I start this post with no real idea of what I'm trying to say or where I'm going with it. All I got is a vague notion to talk with somebody (imaginary virtual audience) about self image. I was reading some articles over on Medium after I posted there yesterday (you didn't miss anything, it was a repost of How To Drown The Sound Of Crying) and I came across a great post by some guy I had never heard of called Rich Roll. The article itself is worth a read, as is this second one from him - but first you must click here and see his site. Two seconds is all it will take you to figure out what he's all about.
If you can't be bothered looking, it's basically about some guy who got tired of himself lying on the sofa and being a perpetual loser who turned himself into one of the X-Men using plants and can now run insane distances while looking sexy and podcasting about it. It's easy to be dismissive when I don't want to be those things.

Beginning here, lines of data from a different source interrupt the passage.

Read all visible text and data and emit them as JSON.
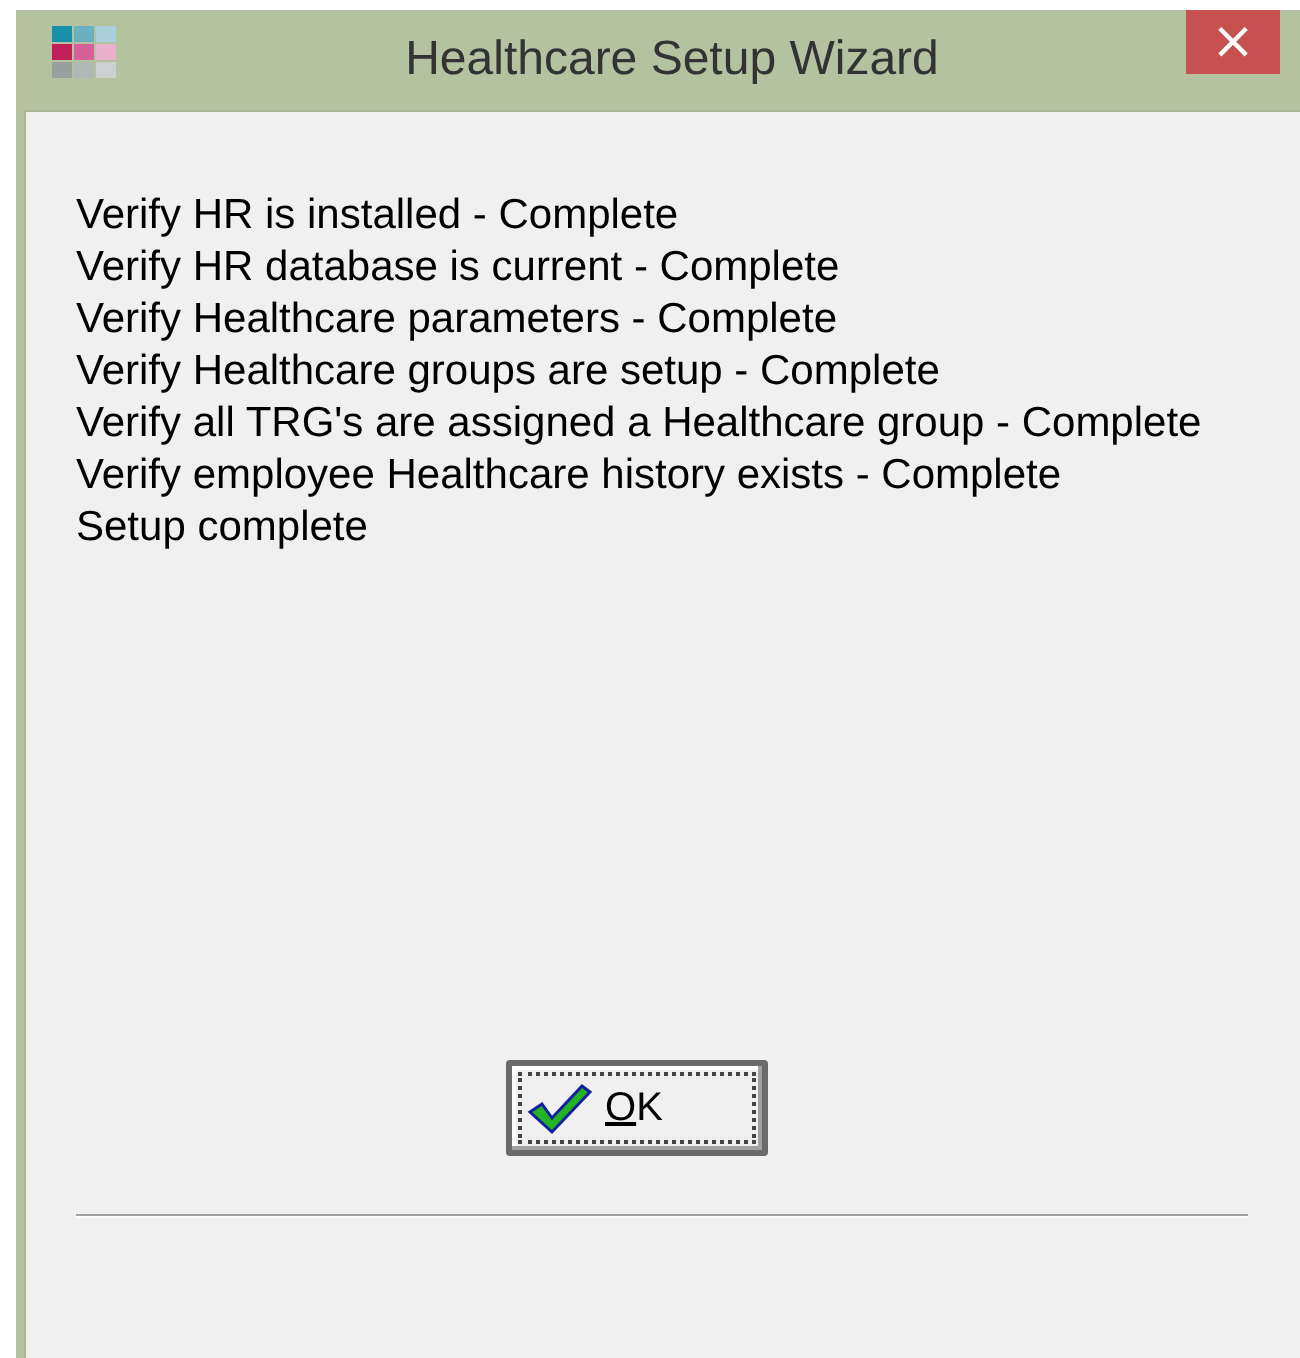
{
  "window": {
    "title": "Healthcare Setup Wizard",
    "close": "×"
  },
  "messages": [
    "Verify HR is installed - Complete",
    "Verify HR database is current - Complete",
    "Verify Healthcare parameters - Complete",
    "Verify Healthcare groups are setup - Complete",
    "Verify all TRG's are assigned a Healthcare group - Complete",
    "Verify employee Healthcare history exists - Complete",
    "Setup complete"
  ],
  "buttons": [
    {
      "label": "OK",
      "focused": true
    }
  ]
}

Actually - I say I don't want to be those things, but I'm not entirely sure of that. Would I like to be an amazing runner-type-dude with podcast episodes that people paid to listen to? Sure - why not. Sounds great. Except, that's not what I want my legacy to be. It might be sexy to some people whose own mirror tells them it's a sexy image but my idea of sexy has nothing to do with sex nor does it have anything to do with fitness.
I thought in those actual words - "that's not what I want my legacy to be". I don't want to be remembered for being able to run for miles but there is a little part of me that wishes what I saw naked in the mirror matched the mental image of what used to be some time ago.
Which begs the question - of me, and perhaps you if you want to go down that road - "how do I really see myself and does it matter if that doesn't match what other people see."
I think it might. What if you see yourself as a successful 'take no prisoners' entrepreneur but the rest of the world sees nothing but a selfish dick whose parents didn't pay them enough attention, did you really win that war? It's one thing to not care what other people think about you but - in this example - when the weight of opinion goes against the grain, it gets out of the realm of funny and starts to have too many similarities with great dictators of the world.
So what do I want my legacy to be? What do I think is sexy? They sound very different but they're very much the same really. I guess if I pursue what I think to be sexy, then those things will be pure, from the heart and become the legacy by default. Given that you can't dictate what the world will think about you when you're gone (hell, maybe you don't give flying one about what people will think about you when you're dead but roll with it - if you've got kids, it's at least semi-important) you might as well focus on what you find sexy.
So, I ask myself again - what do I find sexy these days? I used to find self-confidence sexy but that's over-rated now that everybody is faking their aura and backing it up with proactively and continually trying to sell you something. I blame social media for that one. It's one thing to be self-confident but let's face it, a far too large percentage of the people who are out there tooting their own trumpet are, in all reality, shit at what they do.
There have been a couple of times that I found the idea of being in great physical shape quite sexy. Maybe once after I had seen Rocky, definitely another time when I found myself outgunned at a ju-jitsu competition at Crystal Palace and maybe one other time when some guy called Scottie decided I would be a good punching bag sometime in the mid-eighties. That last one actually has a happy ending because I slept with his girlfriend some ten years later.
I think I'm leading up to announcing here that I find writers sexy but that's not exactly true either because there are too many of them to make that declaration in such a sweeping statement. The truth is, there's a certain type of author/writer that I find sexy. That goes for songwriters and other types of artist too.
That type is the honest artist. It was incredibly simple all along but it still took me forty-five years to figure it out. Charles Bukowski is sexy because he is bare-knuckle honest. The new album from Lissie (Back To Forever) is unbelievably sexy because it's a bucketful of her heart tipped out across the kitchen floor.